In order to cut-off a comprehensive recitation of how she’d been wronged over the years, I threw myself on top of her, listening to her hammering heart through the thin fabric of her negligee, crying the next minute myself. I
did
feel responsible for her current unhappiness. If it weren’t for my presence, Mother and Jerry might’ve gone to a nightclub or theater where she wouldn’t have been tempted. Or, she might have been able to steal the odd twenty dollars less conspicuously—blaming its loss on a waitress or busboy. I had a vague memory of an incident like this before. Was it a scam after all?

Or maybe they would’ve gone to
his
apartment, where no gun conveniently waited in a drawer. My role in this debacle was growing large. I listened to her heartbeat, the one I’d first heard in the womb. Its ferocity made it impossible to ignore. I was already setting myself up for the upcoming finale. Preparing myself for the role I’d soon play—the one I’d always perform for my mother. The role I
wanted t
o play.

I hadn’t heard any of the activity in the living room because my mother had turned on
Saturday Night Live
before Jerry and she made love, and it was still playing. As Mother showed me her throat, sobbing over her ill-treatment by men and me, the Swedish rock group ABBA was singing the eerily appropriate
SOS
. I’d slept right through the early
SNL
skits about bumblebees and cheeseburgers, the lovemaking going on in the next room and, more blessedly, the gunfire. Only Mother, screaming in my ear, was loud enough to wake me.

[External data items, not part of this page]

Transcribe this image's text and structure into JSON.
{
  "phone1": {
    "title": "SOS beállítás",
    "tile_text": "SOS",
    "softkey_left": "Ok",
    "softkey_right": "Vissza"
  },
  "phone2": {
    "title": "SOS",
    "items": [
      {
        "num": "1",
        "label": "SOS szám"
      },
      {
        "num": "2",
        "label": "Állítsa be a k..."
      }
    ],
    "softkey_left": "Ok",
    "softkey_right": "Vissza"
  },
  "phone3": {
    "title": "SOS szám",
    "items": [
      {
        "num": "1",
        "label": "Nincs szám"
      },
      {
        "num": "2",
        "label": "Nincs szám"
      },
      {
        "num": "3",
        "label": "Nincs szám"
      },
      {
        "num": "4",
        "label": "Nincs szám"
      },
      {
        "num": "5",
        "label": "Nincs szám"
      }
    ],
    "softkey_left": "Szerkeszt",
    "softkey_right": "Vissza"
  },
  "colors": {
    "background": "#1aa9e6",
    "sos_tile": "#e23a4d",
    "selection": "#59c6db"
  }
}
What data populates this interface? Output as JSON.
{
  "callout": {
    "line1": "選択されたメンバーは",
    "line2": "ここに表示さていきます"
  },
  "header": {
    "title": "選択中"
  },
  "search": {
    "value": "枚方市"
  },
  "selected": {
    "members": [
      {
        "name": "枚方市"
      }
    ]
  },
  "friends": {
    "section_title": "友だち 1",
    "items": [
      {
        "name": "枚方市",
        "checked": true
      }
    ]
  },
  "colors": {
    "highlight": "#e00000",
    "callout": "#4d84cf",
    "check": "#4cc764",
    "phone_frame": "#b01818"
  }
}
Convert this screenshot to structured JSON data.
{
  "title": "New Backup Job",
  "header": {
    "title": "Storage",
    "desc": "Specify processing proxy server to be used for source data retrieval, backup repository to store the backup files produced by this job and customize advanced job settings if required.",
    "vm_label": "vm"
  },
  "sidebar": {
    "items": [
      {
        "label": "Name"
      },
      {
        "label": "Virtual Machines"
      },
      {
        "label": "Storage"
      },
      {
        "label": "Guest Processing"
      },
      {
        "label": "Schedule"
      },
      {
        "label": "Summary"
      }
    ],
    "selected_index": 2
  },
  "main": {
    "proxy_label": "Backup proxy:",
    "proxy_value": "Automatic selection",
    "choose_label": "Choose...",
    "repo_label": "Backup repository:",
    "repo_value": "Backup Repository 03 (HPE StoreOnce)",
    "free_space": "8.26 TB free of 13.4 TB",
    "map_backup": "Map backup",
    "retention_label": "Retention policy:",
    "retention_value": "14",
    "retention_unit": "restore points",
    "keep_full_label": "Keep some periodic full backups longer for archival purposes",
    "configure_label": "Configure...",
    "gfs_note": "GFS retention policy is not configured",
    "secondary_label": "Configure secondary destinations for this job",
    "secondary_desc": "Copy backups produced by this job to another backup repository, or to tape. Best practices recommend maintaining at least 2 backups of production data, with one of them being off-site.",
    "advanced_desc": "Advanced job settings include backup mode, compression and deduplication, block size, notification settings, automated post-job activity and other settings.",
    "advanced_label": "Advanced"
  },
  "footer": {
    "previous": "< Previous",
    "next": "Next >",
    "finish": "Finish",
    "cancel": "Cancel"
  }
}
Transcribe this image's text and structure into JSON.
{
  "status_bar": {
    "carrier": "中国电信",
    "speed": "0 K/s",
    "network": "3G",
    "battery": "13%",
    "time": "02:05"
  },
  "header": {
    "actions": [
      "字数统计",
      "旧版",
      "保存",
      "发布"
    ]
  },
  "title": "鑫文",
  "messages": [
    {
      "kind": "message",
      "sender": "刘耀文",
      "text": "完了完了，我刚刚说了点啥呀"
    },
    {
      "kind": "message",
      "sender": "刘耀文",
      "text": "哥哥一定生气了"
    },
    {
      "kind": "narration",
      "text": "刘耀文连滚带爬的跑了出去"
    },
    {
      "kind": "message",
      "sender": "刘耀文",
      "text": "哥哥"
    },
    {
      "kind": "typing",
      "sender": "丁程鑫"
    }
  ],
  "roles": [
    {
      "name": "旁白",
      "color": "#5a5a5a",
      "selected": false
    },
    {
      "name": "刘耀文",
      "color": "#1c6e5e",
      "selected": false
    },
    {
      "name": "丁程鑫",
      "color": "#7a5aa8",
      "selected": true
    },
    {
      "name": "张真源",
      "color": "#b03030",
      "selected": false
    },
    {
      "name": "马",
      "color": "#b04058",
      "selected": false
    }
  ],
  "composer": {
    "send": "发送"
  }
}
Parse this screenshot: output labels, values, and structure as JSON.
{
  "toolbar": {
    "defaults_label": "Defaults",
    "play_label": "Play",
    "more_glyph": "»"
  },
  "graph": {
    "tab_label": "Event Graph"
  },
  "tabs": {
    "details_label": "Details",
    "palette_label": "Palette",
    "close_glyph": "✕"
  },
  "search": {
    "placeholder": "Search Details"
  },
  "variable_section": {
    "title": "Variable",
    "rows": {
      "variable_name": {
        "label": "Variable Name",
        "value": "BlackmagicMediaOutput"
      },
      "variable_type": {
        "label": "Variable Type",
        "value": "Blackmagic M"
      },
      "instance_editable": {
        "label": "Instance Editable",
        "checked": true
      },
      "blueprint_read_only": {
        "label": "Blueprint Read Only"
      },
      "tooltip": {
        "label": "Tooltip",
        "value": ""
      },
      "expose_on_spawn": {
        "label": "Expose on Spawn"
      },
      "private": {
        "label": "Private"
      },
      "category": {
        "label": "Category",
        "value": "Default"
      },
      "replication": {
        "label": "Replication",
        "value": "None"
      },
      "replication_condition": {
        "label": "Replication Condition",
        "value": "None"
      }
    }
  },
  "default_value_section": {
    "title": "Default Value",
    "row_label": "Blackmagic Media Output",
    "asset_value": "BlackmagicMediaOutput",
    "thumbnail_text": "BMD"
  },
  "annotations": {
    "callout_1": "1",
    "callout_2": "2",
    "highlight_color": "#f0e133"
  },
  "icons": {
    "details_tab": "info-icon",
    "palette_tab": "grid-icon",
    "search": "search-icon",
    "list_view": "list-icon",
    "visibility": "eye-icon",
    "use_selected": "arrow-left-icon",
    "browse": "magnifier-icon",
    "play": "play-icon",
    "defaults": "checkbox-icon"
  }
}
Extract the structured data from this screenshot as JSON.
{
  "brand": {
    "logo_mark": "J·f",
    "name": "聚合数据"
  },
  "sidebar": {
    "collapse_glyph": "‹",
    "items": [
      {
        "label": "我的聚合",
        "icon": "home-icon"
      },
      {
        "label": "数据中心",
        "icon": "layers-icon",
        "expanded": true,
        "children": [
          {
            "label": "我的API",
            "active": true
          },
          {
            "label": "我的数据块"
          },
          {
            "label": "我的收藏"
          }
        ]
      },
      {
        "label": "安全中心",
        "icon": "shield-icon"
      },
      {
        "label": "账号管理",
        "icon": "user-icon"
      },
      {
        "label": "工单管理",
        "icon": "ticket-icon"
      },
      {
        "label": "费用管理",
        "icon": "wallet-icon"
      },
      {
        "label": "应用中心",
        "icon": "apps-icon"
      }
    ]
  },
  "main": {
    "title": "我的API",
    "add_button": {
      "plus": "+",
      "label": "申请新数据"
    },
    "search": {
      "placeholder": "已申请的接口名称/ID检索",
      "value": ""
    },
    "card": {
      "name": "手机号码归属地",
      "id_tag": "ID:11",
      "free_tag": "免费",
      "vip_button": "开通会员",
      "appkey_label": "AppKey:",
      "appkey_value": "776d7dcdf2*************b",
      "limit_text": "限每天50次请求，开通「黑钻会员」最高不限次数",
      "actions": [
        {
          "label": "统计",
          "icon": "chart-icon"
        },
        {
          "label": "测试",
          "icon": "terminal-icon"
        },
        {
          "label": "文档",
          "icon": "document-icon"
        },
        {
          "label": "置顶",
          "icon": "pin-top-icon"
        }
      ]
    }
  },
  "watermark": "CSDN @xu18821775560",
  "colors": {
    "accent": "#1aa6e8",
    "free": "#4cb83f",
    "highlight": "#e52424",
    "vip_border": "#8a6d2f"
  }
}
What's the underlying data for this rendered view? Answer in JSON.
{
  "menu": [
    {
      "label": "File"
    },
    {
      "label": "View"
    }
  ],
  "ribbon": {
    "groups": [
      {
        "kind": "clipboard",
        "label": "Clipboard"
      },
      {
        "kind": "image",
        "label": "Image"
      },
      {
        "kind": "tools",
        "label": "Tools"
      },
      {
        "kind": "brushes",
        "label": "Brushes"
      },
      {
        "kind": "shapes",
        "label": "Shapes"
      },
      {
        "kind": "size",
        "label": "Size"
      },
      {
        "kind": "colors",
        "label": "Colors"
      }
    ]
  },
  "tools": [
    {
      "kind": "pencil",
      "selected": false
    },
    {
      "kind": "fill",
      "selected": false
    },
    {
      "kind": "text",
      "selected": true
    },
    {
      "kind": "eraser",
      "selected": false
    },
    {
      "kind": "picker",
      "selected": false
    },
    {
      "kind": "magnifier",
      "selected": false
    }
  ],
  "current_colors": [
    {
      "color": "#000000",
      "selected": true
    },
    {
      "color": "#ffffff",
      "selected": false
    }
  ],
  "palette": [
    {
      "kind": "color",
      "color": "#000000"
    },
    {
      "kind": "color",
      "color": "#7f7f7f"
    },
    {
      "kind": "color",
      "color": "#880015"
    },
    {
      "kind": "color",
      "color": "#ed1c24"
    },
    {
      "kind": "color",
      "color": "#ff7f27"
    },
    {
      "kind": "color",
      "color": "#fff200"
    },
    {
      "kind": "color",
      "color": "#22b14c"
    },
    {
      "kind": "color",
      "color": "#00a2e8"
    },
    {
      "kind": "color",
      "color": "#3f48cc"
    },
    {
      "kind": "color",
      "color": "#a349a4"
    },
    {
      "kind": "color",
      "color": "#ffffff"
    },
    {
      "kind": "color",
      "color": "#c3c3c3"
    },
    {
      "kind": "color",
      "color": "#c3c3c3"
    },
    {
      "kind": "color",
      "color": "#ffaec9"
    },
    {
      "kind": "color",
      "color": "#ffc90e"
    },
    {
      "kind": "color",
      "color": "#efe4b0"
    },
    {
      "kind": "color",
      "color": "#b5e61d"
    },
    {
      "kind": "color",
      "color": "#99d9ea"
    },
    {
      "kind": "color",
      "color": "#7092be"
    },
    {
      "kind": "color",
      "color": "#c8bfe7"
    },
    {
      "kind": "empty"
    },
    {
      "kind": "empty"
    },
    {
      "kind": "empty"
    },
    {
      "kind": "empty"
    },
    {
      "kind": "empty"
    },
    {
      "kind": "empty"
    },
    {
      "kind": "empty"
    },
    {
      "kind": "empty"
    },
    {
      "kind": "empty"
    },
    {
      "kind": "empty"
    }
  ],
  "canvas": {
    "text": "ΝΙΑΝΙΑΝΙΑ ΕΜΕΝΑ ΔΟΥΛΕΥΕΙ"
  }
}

After our expiating sob fest, we linked hands and tiptoed into the living room—as if we might be disturbing someone—to examine the consequences of Mother’s greatest faux pas, me still clinging to the pale hope her imagination had gotten the best of her. Or, at the very least, that the wound was not a fatal one. She continued to jabber away, pretending we were looking at some ordinary mishap—like a broken vase or a ruined piece of furniture— so the oddness and horror of finding a dead body in my living room didn’t immediately sink in.